Once you have procured a tent, you now can move on to the family backpacking sleeping bags your family will sleep in while backpacking. Like tents, there is great diversity in sleeping bags. Also like tents, there is a compromise that must be made between cost, comfort and weight when choosing your sleep gear.
Family Backpacking Sleeping Bags:
When choosing a sleeping bag, the first thing that must be considered is the weather and temperature you will be backpacking in. REI has a great article (click here to read it) that helps explain how to choose the right bag. As I have said previously, we are budget backpackers and we also tend to backpack in mostly moderate temps where the temperature gets no lower than about 35 degrees fahrenheit. As synthetic fill is quite a bit less expensive than down, we all have synthetic bags. True, synthetic bags are heavier and harder to compress but the cost savings and durability made them the obvious choice when we started backpacking and they are great starter bags. That being said, while our synthetic bags have served us well, I do plan to upgrade to down fill one at a time when they need replacing. The warmth, fluffiness and ability to pack into the tiniest stuff sack make down sleeping bags a compelling (though expensive) choice. While the exact Marmot bag I use is no longer made, except for the color, this Marmot Women’s Synthetic Sleeping Bag is almost identical. I have used this bag on warm summer trips and also when we woke up to snow and I always sleep well. To help increase warmth, we do wear hats and gloves and extra sleep layers when sleeping in colder temperatures. The drawbacks are inherent to all synthetic bags- this bag takes up a lot of space in my pack, so I push it to the very bottom and jam it into compression with the weight of all my other gear. It is also much heavier than the typical down bag.
When the kids were little, we used Big Agnes bags made for children like the Big Agnes Kids’ Little Red Sleeping Bag. These were wonderful bags, but we now have needed to update to longer lengths as the kids have grown. When replacing their bags, I honestly choose based on what is on sale at the time that gets good reviews and isn’t too heavy. We have purchased a Kelty Cosmic 35 Degree Synthetic Sleeping Bag which we like, and the ALPS Mountaineering Blue Springs Sleeping Bag: 35 Degree Synthetic has worked well too.

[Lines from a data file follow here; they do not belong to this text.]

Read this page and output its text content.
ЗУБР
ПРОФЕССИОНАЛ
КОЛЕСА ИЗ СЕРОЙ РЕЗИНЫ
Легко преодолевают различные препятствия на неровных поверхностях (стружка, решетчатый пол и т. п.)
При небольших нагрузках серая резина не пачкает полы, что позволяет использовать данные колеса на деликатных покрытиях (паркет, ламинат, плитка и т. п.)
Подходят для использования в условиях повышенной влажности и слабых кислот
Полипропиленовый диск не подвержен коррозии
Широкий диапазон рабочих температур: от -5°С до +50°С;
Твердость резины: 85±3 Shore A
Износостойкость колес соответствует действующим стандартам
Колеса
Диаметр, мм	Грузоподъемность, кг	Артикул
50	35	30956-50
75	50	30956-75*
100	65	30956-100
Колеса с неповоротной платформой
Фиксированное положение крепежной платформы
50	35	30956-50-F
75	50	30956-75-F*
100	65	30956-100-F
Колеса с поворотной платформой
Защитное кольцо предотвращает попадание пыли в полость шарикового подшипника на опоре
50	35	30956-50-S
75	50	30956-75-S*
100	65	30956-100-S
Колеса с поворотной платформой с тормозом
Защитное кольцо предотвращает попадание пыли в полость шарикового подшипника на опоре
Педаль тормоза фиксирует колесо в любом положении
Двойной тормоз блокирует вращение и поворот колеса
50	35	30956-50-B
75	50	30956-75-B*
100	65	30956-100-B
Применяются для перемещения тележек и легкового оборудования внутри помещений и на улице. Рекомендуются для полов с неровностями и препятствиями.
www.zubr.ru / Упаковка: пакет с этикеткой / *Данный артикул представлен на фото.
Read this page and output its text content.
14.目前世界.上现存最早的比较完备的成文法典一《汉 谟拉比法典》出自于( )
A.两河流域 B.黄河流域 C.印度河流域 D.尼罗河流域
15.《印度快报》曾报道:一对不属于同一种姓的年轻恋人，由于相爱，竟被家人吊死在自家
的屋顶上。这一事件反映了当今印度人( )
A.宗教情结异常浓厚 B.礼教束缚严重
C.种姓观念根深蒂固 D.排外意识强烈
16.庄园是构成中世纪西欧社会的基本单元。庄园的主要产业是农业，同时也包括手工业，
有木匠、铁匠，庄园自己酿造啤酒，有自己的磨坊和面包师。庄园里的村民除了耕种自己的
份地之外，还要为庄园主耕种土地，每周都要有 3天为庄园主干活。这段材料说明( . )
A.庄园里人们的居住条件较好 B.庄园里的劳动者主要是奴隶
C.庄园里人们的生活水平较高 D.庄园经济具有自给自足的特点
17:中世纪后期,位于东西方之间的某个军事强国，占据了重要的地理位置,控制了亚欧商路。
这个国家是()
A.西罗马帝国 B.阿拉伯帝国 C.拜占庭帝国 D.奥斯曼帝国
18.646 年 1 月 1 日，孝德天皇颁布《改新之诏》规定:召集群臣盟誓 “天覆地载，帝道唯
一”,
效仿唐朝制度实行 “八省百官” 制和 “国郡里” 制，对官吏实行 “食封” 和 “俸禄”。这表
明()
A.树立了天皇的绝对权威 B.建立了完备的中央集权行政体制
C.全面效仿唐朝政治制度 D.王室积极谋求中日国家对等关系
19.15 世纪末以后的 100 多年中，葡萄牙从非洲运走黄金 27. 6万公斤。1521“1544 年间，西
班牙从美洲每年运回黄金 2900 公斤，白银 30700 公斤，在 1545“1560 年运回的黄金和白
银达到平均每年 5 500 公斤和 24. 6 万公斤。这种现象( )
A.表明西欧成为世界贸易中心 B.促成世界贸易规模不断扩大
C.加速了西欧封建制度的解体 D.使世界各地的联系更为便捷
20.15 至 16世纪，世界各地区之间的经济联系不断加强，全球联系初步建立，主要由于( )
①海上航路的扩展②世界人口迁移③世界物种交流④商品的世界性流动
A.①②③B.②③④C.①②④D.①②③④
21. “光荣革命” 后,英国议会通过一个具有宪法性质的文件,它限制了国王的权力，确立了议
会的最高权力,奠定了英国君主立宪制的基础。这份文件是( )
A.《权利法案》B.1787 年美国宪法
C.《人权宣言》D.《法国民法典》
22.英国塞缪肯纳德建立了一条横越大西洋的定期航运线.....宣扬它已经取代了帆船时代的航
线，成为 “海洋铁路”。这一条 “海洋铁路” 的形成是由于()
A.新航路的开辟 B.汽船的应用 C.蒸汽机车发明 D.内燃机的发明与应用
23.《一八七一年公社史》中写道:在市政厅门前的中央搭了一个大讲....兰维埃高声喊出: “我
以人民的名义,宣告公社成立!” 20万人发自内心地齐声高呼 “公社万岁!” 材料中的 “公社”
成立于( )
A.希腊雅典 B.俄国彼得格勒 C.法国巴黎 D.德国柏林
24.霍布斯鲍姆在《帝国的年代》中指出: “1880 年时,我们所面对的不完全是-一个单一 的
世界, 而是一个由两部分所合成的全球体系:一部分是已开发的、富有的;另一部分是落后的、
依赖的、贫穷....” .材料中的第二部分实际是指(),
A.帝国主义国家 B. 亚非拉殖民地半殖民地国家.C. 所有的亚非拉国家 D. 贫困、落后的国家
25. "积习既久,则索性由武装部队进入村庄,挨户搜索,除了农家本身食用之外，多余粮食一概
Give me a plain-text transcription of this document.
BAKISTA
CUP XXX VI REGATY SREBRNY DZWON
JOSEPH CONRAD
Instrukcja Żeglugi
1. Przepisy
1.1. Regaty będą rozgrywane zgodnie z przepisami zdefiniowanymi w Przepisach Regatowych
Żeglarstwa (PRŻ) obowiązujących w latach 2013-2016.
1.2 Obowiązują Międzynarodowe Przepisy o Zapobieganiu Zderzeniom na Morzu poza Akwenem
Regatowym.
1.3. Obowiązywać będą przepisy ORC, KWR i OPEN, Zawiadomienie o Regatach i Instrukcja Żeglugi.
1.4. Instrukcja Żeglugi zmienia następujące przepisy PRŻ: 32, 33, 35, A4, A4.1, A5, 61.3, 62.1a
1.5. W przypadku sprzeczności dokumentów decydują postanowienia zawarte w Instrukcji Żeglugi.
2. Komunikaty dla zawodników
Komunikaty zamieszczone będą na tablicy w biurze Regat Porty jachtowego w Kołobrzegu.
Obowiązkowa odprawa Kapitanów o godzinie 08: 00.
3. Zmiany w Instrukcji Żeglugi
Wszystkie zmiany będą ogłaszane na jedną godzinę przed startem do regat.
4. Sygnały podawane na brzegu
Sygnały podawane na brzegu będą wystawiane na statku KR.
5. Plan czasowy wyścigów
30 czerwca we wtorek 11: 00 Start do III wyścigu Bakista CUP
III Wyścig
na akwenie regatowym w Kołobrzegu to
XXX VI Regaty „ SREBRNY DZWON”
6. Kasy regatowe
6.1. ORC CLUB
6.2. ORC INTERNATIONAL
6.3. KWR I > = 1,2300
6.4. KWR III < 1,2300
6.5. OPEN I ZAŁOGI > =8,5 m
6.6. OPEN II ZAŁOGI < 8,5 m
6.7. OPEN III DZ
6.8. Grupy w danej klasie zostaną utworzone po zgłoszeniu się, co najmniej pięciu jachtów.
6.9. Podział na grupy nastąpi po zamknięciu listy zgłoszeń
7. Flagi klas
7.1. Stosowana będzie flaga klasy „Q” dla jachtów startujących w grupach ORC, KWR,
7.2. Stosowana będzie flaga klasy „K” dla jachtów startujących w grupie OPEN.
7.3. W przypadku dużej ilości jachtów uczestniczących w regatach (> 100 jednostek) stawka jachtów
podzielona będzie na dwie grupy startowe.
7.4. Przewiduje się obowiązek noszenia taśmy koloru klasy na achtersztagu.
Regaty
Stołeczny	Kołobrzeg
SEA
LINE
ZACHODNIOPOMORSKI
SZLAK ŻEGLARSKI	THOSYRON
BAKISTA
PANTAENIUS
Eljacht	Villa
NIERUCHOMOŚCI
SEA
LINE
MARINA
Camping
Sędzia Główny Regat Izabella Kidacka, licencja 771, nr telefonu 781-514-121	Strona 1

One thing to consider is that camping in hot weather may negate the need altogether for a sleeping bag. When we did our Grand Canyon rim to rim hike, we each carried only a thin sheet to sleep in. A sleeping bag would not only have been extra weight, it was way too hot to climb inside at the end of a long day’s hike. Another option you could choose for warm weather hiking is to carry a Sleep Sack which is much thinner and lighter than a traditional sleeping bag. And cheaper too!
You may also choose to carry added sleep gear. For example, I find that carrying the Thermarest Compressible Pillow allows a much better night’s sleep so it is worth the extra weight on my shoulders. And Naomi received an inflatable pillow that she loves. However, everyone else in my family uses their clothes bag as a pillow.
Another thing to consider when procuring family backpacking sleeping bags- to cut costs, you may be able to rent gear. Our local REI rents sleeping bags so this would be a great option if you are just starting out.
The sleeping bag you choose will influence how well you sleep but you will have to decide whether cost, weight or comfort is the most important feature to your family. Whatever you decide, I hope it brings you many happy nights of sleep under the stars!